In recent decades, the classical music world has seen technology not as its friend, but more as a threat to live performance. (That is ironic when you think that the advent of electric recording nearly 100 years ago spawned a whole classical music recording industry that was the lifeblood for classical music for years.) One of the positive outcomes of the pandemic can be this opportunity to make peace with — indeed to embrace — what technology can do for the arts.

Then there is the whole question of artists and what role they will play in communities, how it may be different from the past and, consequently, how should those changes be reflected in the education of young, emerging artists?

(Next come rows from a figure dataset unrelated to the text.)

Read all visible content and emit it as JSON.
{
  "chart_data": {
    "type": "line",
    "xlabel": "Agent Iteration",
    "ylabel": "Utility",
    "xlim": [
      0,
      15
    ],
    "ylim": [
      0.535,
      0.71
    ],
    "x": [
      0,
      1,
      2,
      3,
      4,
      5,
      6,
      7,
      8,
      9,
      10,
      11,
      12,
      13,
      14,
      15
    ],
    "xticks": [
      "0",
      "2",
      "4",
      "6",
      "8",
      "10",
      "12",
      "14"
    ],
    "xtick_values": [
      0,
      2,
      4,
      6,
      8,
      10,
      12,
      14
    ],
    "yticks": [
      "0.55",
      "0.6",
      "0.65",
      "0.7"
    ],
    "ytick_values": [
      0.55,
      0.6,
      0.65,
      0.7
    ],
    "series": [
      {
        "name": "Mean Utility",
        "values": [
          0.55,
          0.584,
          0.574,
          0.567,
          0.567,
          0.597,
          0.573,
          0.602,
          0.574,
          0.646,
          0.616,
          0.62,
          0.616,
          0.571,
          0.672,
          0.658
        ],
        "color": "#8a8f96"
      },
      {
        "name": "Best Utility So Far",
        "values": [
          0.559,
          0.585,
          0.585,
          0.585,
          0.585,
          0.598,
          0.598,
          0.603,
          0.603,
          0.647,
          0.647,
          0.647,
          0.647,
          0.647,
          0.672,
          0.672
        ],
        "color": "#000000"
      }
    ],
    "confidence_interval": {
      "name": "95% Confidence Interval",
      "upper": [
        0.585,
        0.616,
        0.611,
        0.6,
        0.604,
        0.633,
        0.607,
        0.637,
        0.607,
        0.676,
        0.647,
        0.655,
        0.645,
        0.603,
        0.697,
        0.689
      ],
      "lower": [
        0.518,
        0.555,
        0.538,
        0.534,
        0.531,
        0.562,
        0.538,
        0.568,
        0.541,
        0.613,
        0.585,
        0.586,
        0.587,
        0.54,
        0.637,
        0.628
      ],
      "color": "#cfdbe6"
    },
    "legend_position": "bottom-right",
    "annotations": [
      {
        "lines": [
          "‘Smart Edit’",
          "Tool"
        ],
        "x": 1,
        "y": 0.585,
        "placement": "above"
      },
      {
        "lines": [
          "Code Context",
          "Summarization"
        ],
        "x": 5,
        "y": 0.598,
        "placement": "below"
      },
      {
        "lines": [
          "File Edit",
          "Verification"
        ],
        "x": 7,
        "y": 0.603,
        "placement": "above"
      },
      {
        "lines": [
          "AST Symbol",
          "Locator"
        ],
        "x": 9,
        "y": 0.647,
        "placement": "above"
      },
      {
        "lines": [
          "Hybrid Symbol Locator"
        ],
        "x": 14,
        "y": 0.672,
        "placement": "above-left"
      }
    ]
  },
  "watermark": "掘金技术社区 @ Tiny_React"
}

Of course, there is also the question of how to pay for the arts. Some are making the case for a Secretary of Culture and a major, government arts program like the WPA Federal Art Project, instituted during the Great Depression in the early 1930s. Well, maybe. But do we really want to bet the farm on government support at that level, given the paucity of government support for arts and culture in the United States over the last 80 years? We can try, but we’d better have a plan B.

I’d like to think that at Peabody, we’ve been forward-thinking when it comes to training artists for the future and equally so when it comes to diversifying the faces of our industry. But the pandemic has made us ask the question: How can we be even more bold in thinking about the future?

To do that, this fall we stood up the Peabody Conservatory Post-COVID Think Tank. And on Wednesday, we will host “The Next Normal: Arts Innovation and Resilience in a Post-COVID World” — a free, virtual national symposium for the performing arts, stocked with leading arts administrators, artists, educators and funders, all engaged in a daylong series of conversations with more than 1,500 attendees from around the world.

This is indeed a big moment for the performing fine arts. What we do in this time is likely to shape the landscape for our field and most importantly, for our audiences, for decades to come. It may well make the difference between survival and not, and to be sure, determine whether we just survive, or thrive.